Он склоняется над ней. Если уж по правде, Тоня предпочла бы иметь дело с медведем. К счастью, в это время в конторе кто-то начинает жать на звонок, вызывая Хагена.
— Трулте, чтоб я тебя не видел, сейчас же убирайся, — повторяет он, уходя. — Здесь вас и так слишком много развелось.
Тоня лежит, пока Гитта не начинает ковырять ее пластмассовой лопаткой, приговаривая «доблое утло». Только тогда Тоня встает и улыбается.
— Айда со мной к Гунвальду?
— Да-да, — говорит Гитта.
Она не знает, кто такой Гунвальд, но везде лучше, чем в кемпинге этого злющего дядьки.
Брур метнулся в один из домиков предупредить, куда они пошли. И вот они вереницей выходят за ворота.
Посредине дороги идет Брур и ведет Гитту за руку. Уле скачет по сугробам вдоль обочины, катая снежки и запуская их.
— Он тебя не любит? — спрашивает Брур.
— Да, можно сказать и так, — признается Тоня.
— Мне кажется, он и на нас злится. Почему он такой злой?
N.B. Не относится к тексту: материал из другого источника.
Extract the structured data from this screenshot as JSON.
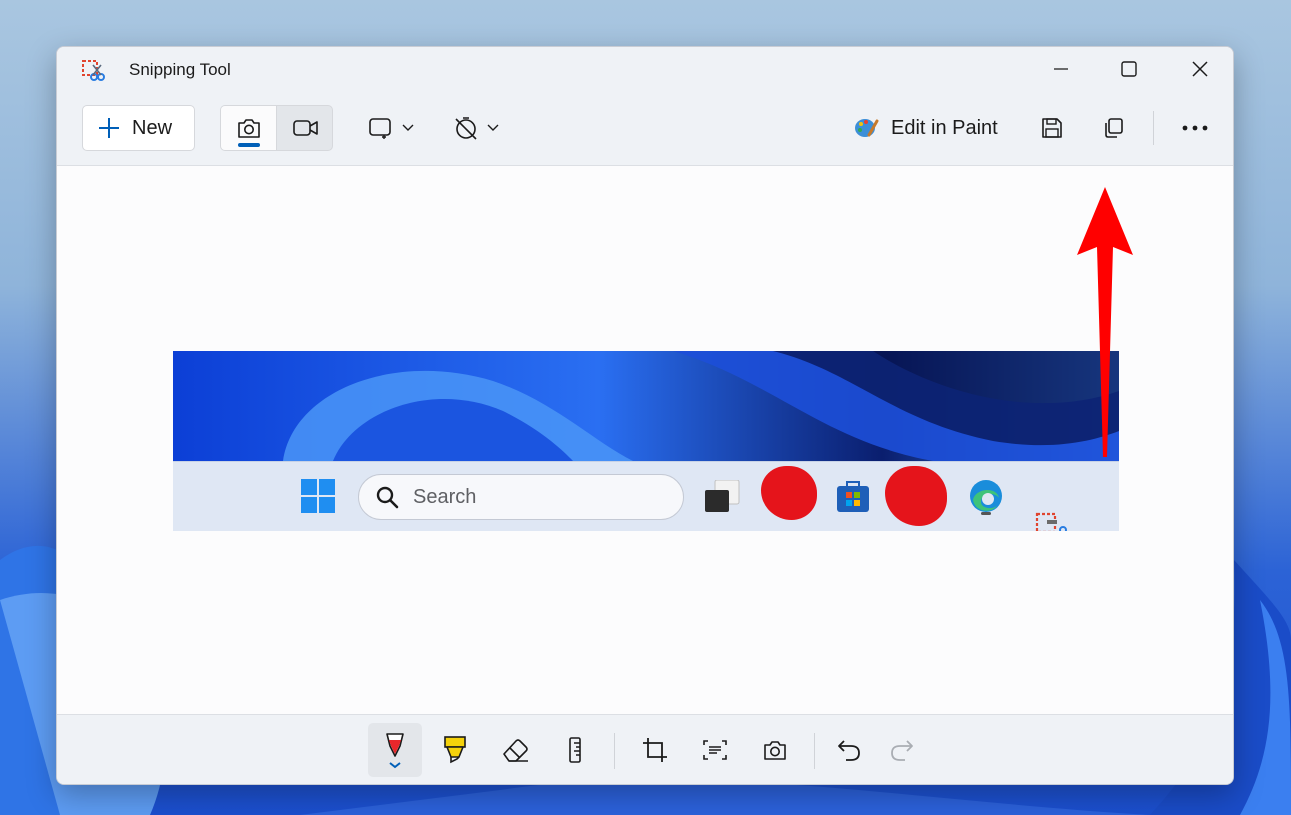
{
  "window": {
    "title": "Snipping Tool",
    "controls": [
      "minimize",
      "maximize",
      "close"
    ]
  },
  "toolbar": {
    "new_label": "New",
    "modes": [
      {
        "name": "snip",
        "icon": "camera-icon",
        "selected": true
      },
      {
        "name": "record",
        "icon": "video-icon",
        "selected": false
      }
    ],
    "snip_shape_icon": "rectangle-snip-icon",
    "timer_icon": "no-delay-timer-icon",
    "edit_in_paint_label": "Edit in Paint",
    "actions": [
      "save-icon",
      "copy-icon",
      "more-icon"
    ]
  },
  "snip_preview": {
    "search_placeholder": "Search"
  },
  "bottom_tools": [
    "ballpoint-pen-icon",
    "highlighter-icon",
    "eraser-icon",
    "ruler-icon",
    "crop-icon",
    "text-actions-icon",
    "screenshot-icon",
    "undo-icon",
    "redo-icon"
  ],
  "colors": {
    "accent": "#005fb8",
    "annotation_arrow": "#ff0000",
    "redaction": "#e5141b",
    "pen_red": "#e8272b",
    "highlighter_yellow": "#f5d20b"
  }
}
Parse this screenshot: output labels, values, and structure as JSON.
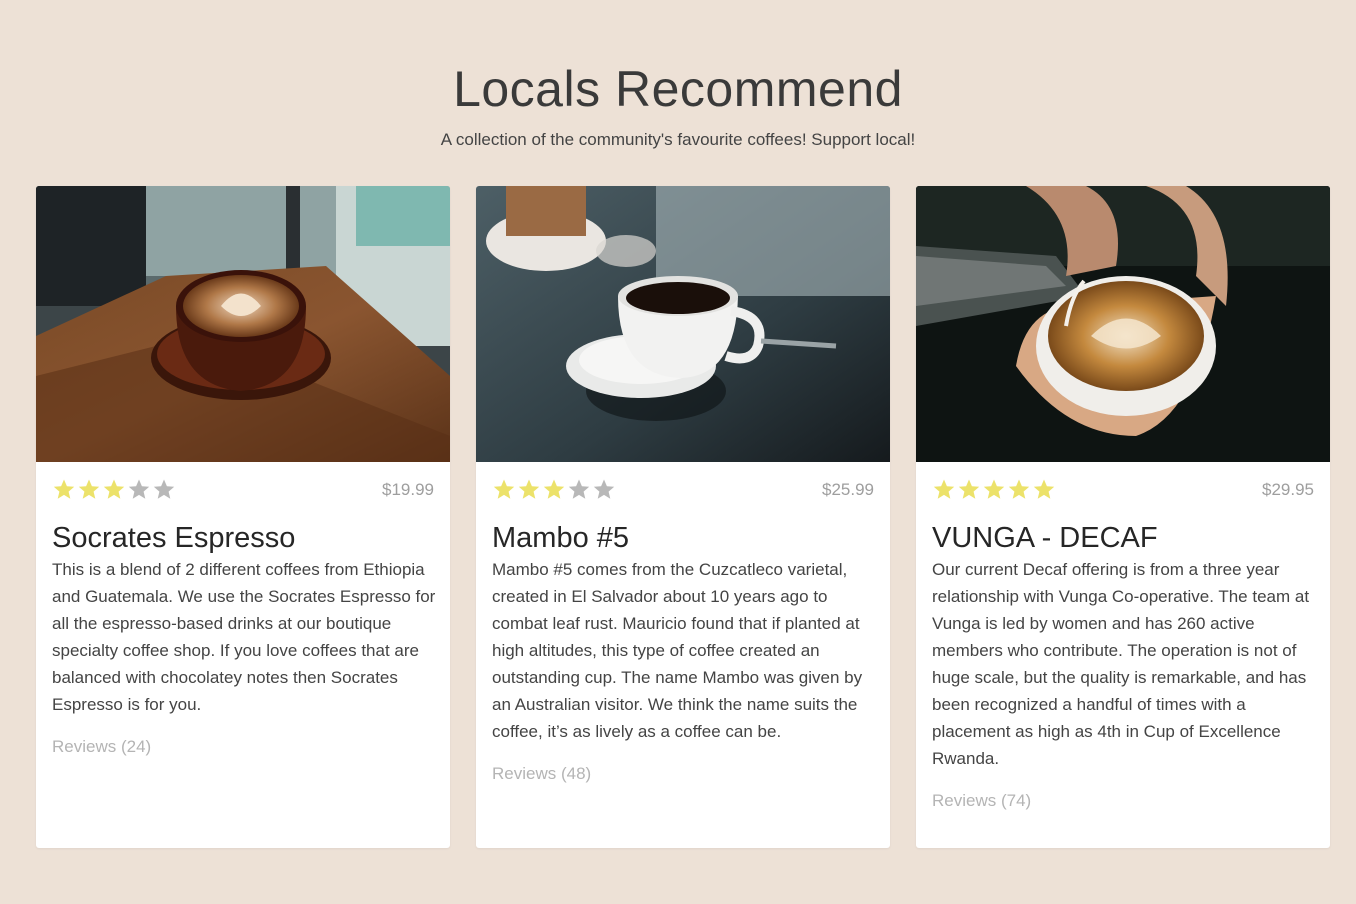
{
  "header": {
    "title": "Locals Recommend",
    "subtitle": "A collection of the community's favourite coffees! Support local!"
  },
  "colors": {
    "background": "#ede1d6",
    "star_filled": "#ece26a",
    "star_empty": "#b8b8b8",
    "price": "#9e9e9e",
    "reviews": "#b4b4b4"
  },
  "cards": [
    {
      "image": "latte-art-cup-on-wooden-table",
      "rating": 3,
      "max_rating": 5,
      "price": "$19.99",
      "name": "Socrates Espresso",
      "description": "This is a blend of 2 different coffees from Ethiopia and Guatemala. We use the Socrates Espresso for all the espresso-based drinks at our boutique specialty coffee shop. If you love coffees that are balanced with chocolatey notes then Socrates Espresso is for you.",
      "reviews": "Reviews (24)"
    },
    {
      "image": "white-coffee-cup-on-saucer",
      "rating": 3,
      "max_rating": 5,
      "price": "$25.99",
      "name": "Mambo #5",
      "description": "Mambo #5 comes from the Cuzcatleco varietal, created in El Salvador about 10 years ago to combat leaf rust. Mauricio found that if planted at high altitudes, this type of coffee created an outstanding cup. The name Mambo was given by an Australian visitor. We think the name suits the coffee, it’s as lively as a coffee can be.",
      "reviews": "Reviews (48)"
    },
    {
      "image": "pouring-latte-art",
      "rating": 5,
      "max_rating": 5,
      "price": "$29.95",
      "name": "VUNGA - DECAF",
      "description": "Our current Decaf offering is from a three year relationship with Vunga Co-operative. The team at Vunga is led by women and has 260 active members who contribute. The operation is not of huge scale, but the quality is remarkable, and has been recognized a handful of times with a placement as high as 4th in Cup of Excellence Rwanda.",
      "reviews": "Reviews (74)"
    }
  ]
}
— Он хочет, чтобы нас держали взаперти, пока мы не перерастем детство, — объясняет Тоня. Но еще не хватало морочить себе голову глупостями, которые он несет.
В ее голосе такая железная уверенность, словно сам Гунвальд идет с ними и говорит эти слова.
— Он твой смертный враг? — спрашивает Уле с верхушки сугроба. Он согнул светоотражатель, и теперь шест распрямляется со свистящим звуком пьинг.
Тоня задумывается.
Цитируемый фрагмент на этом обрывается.